Ricardo José Torres
Mestrando em Jornalismo no POSJOR e pesquisador do objETHOS

A história do jornalismo demonstra a sua capacidade de adaptação às novas possibilidades tecnológicas, culturais e econômicas, por meio de processos que envolvem os jornalistas, os meios de produção e a sociedade. Atualmente, estamos vivenciando a constituição de um ecossistema midiático que apresenta novas perspectivas para a atividade jornalística. Entretanto, não podemos perder de vista os princípios e valores essenciais do jornalismo que se consolidaram ao longo dos anos. A busca pela verdade, as diretrizes éticas e o debate das problemáticas sociais constituem a credibilidade da função jornalística e refletem diretamente na sua relevância.

Na comunicação analógica, encontrávamos um cenário de escassez de informação e lucros astronômicos. Atualmente, as múltiplas plataformas digitais descentralizam e horizontalizam as informações, além de fornecer outra dinâmica ao conteúdo jornalístico, que altera a relação entre os meios produtores e seus públicos. A função de filtro de representação da verdade não está somente no que disseminam os veículos de comunicação tradicionais. A relevância dos conteúdos pode ser questionada e as angulações das temáticas podem ser avaliadas. Essa configuração redimensiona a prática jornalística mas não interfere na sua relevância social e no seu papel enquanto produtor de conteúdo relevante.

Independente do suporte em que irá se disseminar o jornalismo, a busca pela relevância deve ser um dos balizadores centrais da produção do conteúdo. No objetivo de atrair a atenção do público, o jornalista deve refletir também sobre os efeitos que essa informação irá gerar no contexto social e no cotidiano dos indivíduos. Acredito que esse seja o grande desafio para os jornalistas atualmente, diante das inúmeras informações como atrair a atenção e manter o compromisso com os parâmetros relacionados a relevância. Sem falar no desafio apresentado pelas adaptações culturais e pela quebra de alguns paradigmas que permaneceram intactos durante décadas.
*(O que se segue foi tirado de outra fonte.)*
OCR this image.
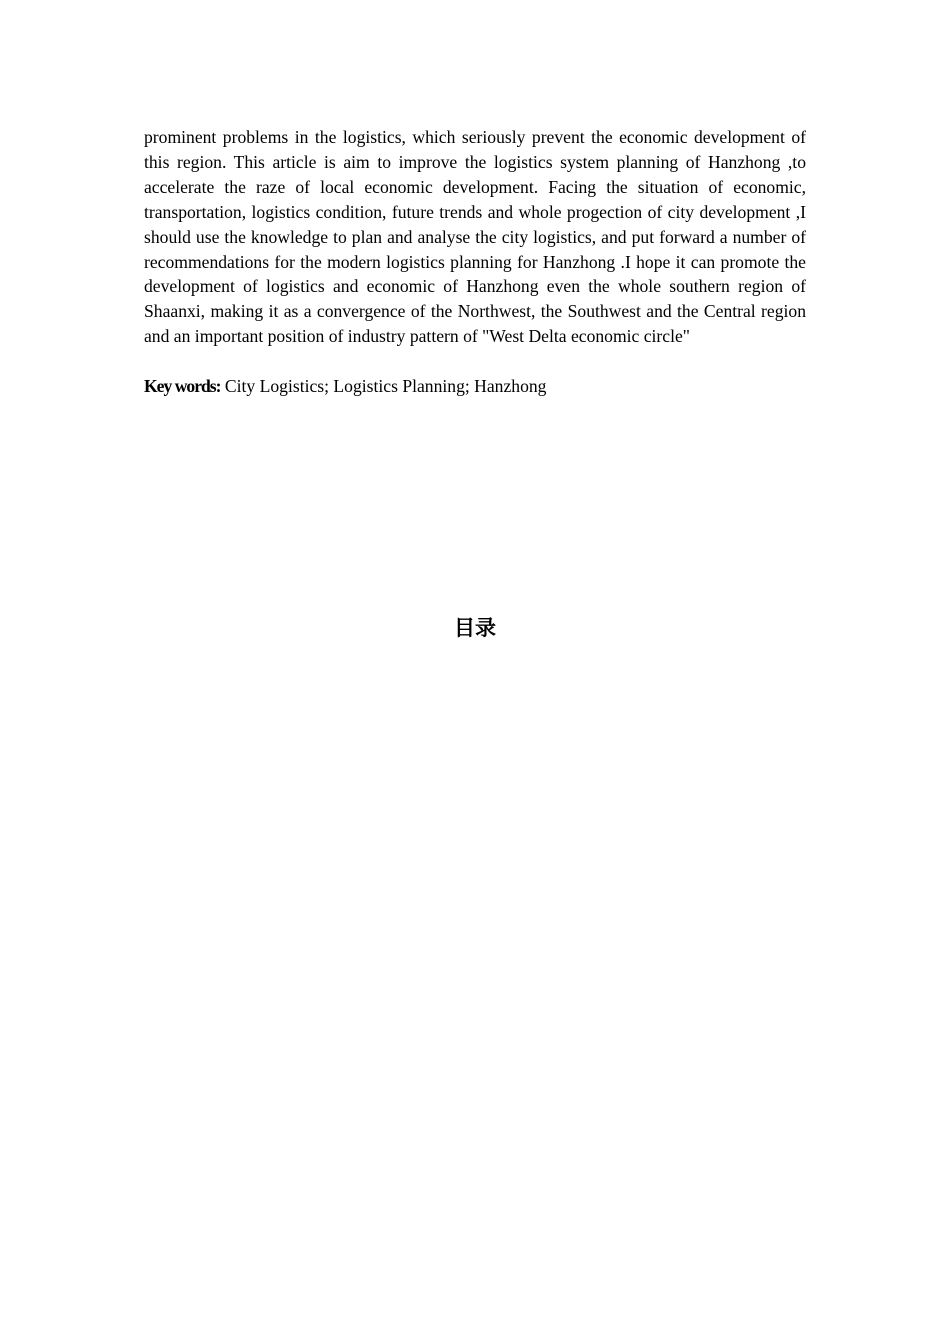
prominent problems in the logistics, which seriously prevent the economic development of this region. This article is aim to improve the logistics system planning of Hanzhong ,to accelerate the raze of local economic development. Facing the situation of economic, transportation, logistics condition, future trends and whole progection of city development ,I should use the knowledge to plan and analyse the city logistics, and put forward a number of recommendations for the modern logistics planning for Hanzhong .I hope it can promote the development of logistics and economic of Hanzhong even the whole southern region of Shaanxi, making it as a convergence of the Northwest, the Southwest and the Central region and an important position of industry pattern of "West Delta economic circle"

Key words: City Logistics; Logistics Planning; Hanzhong

目录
Quem decide o que é relevante?  

Na “missão” de conjugar a atenção do público com os parâmetros jornalísticos, o que fica evidente são algumas implicações desafiadoras para os jornalistas que envolvem: O que o público quer? (Nem sempre é o que o público precisa) E o que o público precisa? (Nem sempre está ligado aos interesses dos veículos de comunicação ou dos próprios jornalistas). Neste sentido, o conceito de relevância está atrelado ao equilíbrio desses interesses onde o que deve prevalecer são os interesses dos cidadãos.

Na ânsia de oferecer as suas pautas, muitos jornalistas perdem de vista o referencial de que o mínimo (oferecer informações relacionadas ao contexto social pautadas na apuração) pode ser o máximo. Entre as perdas e ganhos do cotidiano do jornalismo, uma boa pauta acaba perdendo espaço, pois, na dinâmica de mercado a quantidade supera a qualidade e a utilidade da informação perde espaço para sua expectativa de venda.

Quando nos referimos a informações públicas ligadas a investigações, as práticas policiais e judiciais parecem suplantar as técnicas jornalísticas. Documentos jurídicos e policiais são propagados como verdades absolutas e estão presentes regularmente nos debates propostos pelo jornalismo. Mesmo diante da infinidade de fontes de informação o que continua sendo recorrente é a utilização de fontes oficiais. As iniciativas de transparência dos órgãos públicos em todas as esferas ainda não surtiram efeito na prática jornalística que continua tendo dificuldades para filtrar os dados relevantes para sociedade.

Nem toda produção de um jornalista será relevante, mas apenas o que for relevante poderá ser considerado jornalismo. Claro que temas que em um primeiro momento parecem banais podem se tornar boas matérias se levarem em conta as técnicas jornalísticas e explorarem as suas potencialidades.